Давно забытые, под легким слоем пыли,
Черты заветные, вы вновь передо мной
И в час душевных мук мгновенно воскресили
Все, что давно-давно утрачено душой.
Горя огнем стыда, опять встречаю взоры
Одну доверчивость, надежду и любовь,
И задушевных слов поблекшие узоры
От сердца моего к ланитам гонят кровь.
Я вами осужден, свидетели немые
Весны души моей и сумрачной зимы.
Вы те же светлые, святые, молодые,
Как в тот ужасный час, когда прощались мы.
А я доверился предательскому звуку,
Как будто вне любви есть в мире что-нибудь!
Я дерзко оттолкнул писавшую вас руку,
Я осудил себя на вечную разлуку
И с холодом в груди пустился в дальний путь.
Зачем же с прежнею улыбкой умиленья
Шептать мне о любви, глядеть в мои глаза?
Души не воскресит и голос всепрощенья,
Не смоет этих строк и жгучая слеза.
1859 (?)
Томительно-призывно и напрасно
Твой чистый луч передо мной горел;
Немой восторг будил он самовластно,
Но сумрака кругом не одолел.
Пускай клянут, волнуяся и споря,
Пусть говорят: то бред души больной;
Но я иду по шаткой пене моря
Отважною, нетонущей ногой.
Я пронесу твой свет чрез жизнь земную;
Он мой – и с ним двойное бытие
Вручила ты, и я – я торжествую
Хотя на миг бессмертие твое.
‹1871›
Ты отстрадала, я еще страдаю,
Сомнением мне суждено дышать,
И трепещу, и сердцем избегаю
Искать того, чего нельзя понять.
А был рассвет!
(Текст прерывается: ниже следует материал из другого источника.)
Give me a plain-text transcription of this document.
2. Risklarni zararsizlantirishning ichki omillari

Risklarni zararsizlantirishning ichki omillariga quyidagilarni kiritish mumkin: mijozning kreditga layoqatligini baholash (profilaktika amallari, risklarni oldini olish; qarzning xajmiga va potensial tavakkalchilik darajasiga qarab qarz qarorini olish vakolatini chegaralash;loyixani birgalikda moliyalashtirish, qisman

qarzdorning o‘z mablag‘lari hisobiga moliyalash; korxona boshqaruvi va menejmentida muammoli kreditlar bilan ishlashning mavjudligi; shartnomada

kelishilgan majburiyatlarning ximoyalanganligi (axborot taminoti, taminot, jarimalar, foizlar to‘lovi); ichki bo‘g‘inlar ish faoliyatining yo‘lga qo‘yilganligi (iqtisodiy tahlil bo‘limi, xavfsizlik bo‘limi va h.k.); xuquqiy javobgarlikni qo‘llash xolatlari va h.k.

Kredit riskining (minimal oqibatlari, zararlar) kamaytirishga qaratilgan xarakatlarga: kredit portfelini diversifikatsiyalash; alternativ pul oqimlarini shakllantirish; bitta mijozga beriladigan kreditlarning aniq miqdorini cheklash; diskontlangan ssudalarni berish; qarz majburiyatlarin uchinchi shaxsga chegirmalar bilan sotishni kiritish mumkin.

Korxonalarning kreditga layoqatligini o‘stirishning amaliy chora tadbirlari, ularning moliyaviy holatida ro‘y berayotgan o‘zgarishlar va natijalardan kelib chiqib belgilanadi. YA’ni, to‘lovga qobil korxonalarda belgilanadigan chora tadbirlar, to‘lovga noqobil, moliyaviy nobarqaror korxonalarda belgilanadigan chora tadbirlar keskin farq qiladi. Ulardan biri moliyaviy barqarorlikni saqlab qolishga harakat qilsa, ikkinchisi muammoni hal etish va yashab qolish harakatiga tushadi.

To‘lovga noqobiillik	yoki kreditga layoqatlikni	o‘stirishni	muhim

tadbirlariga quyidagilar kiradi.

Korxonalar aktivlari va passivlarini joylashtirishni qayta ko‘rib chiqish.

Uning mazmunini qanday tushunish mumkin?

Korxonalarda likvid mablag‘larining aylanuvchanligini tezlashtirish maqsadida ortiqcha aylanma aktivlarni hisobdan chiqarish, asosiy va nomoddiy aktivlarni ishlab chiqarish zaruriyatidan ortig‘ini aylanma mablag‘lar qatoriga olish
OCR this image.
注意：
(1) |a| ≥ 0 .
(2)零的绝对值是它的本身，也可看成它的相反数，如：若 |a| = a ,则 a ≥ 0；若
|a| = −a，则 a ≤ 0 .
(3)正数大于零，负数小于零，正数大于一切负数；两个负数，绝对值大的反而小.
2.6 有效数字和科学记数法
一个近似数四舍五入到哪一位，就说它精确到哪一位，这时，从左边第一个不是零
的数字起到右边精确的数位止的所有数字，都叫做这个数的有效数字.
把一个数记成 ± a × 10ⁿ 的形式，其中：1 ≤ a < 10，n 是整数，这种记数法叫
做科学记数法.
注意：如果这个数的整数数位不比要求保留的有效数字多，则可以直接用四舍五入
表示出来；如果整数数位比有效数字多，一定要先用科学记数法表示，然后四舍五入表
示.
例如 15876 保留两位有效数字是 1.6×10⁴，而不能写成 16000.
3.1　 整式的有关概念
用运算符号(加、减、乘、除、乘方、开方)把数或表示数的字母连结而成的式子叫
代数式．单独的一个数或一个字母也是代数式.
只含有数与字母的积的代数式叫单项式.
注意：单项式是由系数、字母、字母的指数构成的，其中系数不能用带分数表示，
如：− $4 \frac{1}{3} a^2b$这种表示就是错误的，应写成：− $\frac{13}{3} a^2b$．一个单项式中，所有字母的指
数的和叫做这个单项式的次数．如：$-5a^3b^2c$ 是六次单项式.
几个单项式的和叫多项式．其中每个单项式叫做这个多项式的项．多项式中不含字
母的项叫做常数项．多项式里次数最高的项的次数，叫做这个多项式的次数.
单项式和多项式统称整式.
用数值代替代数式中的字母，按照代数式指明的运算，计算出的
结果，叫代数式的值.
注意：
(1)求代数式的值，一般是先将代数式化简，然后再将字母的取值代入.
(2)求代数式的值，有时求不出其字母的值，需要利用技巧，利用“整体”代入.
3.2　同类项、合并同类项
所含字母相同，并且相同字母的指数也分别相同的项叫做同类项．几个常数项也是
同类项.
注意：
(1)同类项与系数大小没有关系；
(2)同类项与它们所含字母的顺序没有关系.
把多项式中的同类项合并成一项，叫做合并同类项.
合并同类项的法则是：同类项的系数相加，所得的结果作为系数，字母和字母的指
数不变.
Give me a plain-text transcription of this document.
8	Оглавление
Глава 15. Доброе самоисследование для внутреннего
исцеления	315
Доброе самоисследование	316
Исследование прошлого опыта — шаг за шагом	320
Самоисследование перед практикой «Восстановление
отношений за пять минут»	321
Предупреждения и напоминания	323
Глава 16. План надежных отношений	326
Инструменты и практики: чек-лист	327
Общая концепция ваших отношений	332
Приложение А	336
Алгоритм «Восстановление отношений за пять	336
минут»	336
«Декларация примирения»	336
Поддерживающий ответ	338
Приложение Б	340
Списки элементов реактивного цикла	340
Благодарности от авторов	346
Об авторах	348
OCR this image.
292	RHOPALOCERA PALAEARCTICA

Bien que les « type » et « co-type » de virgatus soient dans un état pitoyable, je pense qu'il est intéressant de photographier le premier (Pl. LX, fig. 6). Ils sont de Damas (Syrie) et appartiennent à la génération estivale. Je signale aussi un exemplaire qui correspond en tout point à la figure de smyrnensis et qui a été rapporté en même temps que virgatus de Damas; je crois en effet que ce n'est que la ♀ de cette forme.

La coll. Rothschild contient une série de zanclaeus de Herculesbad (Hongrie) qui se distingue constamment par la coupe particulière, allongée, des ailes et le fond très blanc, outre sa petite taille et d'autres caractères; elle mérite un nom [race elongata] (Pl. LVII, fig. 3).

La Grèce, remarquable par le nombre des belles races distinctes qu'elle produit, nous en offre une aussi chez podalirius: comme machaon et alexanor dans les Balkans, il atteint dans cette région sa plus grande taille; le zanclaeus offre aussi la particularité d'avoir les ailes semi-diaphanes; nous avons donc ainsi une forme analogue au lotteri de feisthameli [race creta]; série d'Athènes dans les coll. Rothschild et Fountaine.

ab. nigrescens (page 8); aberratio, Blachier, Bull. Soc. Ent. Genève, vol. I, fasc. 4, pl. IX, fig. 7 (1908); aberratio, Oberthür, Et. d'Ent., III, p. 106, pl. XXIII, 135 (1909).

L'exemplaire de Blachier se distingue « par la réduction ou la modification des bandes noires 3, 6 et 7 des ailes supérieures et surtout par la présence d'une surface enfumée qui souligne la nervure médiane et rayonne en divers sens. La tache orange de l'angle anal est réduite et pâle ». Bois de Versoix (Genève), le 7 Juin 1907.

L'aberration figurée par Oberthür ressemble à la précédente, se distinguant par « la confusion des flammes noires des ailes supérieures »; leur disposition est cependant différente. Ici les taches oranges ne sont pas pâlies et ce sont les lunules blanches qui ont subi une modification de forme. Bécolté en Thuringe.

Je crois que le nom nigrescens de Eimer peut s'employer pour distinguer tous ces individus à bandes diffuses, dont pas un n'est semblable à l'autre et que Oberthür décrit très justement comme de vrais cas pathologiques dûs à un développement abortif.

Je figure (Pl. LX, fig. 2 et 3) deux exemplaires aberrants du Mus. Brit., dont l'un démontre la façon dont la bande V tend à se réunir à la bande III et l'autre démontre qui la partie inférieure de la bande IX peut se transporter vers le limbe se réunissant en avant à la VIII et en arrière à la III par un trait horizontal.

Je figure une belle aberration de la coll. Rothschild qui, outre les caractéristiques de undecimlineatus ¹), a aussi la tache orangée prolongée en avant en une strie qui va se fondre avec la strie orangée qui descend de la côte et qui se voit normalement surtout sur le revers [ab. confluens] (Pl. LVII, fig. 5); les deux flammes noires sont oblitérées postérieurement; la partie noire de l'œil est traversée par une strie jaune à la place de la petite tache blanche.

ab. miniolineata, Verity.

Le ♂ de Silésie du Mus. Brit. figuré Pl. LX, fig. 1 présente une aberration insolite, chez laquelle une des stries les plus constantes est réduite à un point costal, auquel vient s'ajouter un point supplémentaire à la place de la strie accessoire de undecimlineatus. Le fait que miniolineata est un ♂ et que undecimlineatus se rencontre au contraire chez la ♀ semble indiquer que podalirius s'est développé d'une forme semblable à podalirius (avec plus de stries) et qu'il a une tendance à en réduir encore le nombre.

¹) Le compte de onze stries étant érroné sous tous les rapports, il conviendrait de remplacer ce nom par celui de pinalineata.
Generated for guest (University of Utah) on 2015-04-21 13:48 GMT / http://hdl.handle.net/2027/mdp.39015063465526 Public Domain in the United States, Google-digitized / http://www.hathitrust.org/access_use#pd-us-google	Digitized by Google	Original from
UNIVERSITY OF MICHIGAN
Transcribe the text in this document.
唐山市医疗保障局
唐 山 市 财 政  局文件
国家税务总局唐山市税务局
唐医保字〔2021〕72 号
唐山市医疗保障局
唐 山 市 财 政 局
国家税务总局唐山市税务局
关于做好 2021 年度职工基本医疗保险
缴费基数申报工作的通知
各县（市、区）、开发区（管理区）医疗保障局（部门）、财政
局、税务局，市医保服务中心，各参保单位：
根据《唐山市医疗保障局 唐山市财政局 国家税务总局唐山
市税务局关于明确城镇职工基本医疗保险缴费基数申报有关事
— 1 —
Я помню, вспоминаю
Язык любви, цветов, ночных лучей.
Как не цвести всевидящему маю
При отблеске родном таких очей!
Очей тех нет – и мне не страшны гробы,
Завидно мне безмолвие твое,
И, не судя ни тупости, ни злобы,
Скорей, скорей в твое небытие!
4 ноября 1878
Самой мучительной страницей в безжалостной судьбе Фета был его роман с Марией Лазич, дочерью небогатого отставного генерала Лазича. Об этом трагическом романе сам Фет рассказал в письмах к своему другу И. П. Борисову и в воспоминаниях «Ранние годы моей жизни». (В воспоминаниях поэт называет Марию Лазич Еленой Лариной.)
Надежды поэта на получение части имения от брата и сестры и выход в отставку, после чего он смог бы соединить свою судьбу с любимой девушкой, не оправдались. Вскоре Лазич погибла от загоревшегося на ней платья. Был ли это несчастный случай или замаскированное самоубийство? Как бы то ни было, история с Марией Лазич не столько подтверждает легенду о черствости и корыстности Фета, сколько говорит о трагической судьбе, превратившей его на 31 году жизни в человека, вынужденного проститься с самым дорогим в своей душе: «Идеальный мир мой разрушен давно…»
Мотив огня, метафорический пожар в стихотворениях Фета… Не связан ли он со жгучими воспоминаниями о реальном огне, в котором сгорела его возлюбленная?
Е. Полтавец.
‹…› Казалось, достаточно было бы безмолвно принести на трезвый алтарь жизни самые задушевные стремления и чувства. Оказалось на деле, что этот горький кубок был недостаточно отравлен.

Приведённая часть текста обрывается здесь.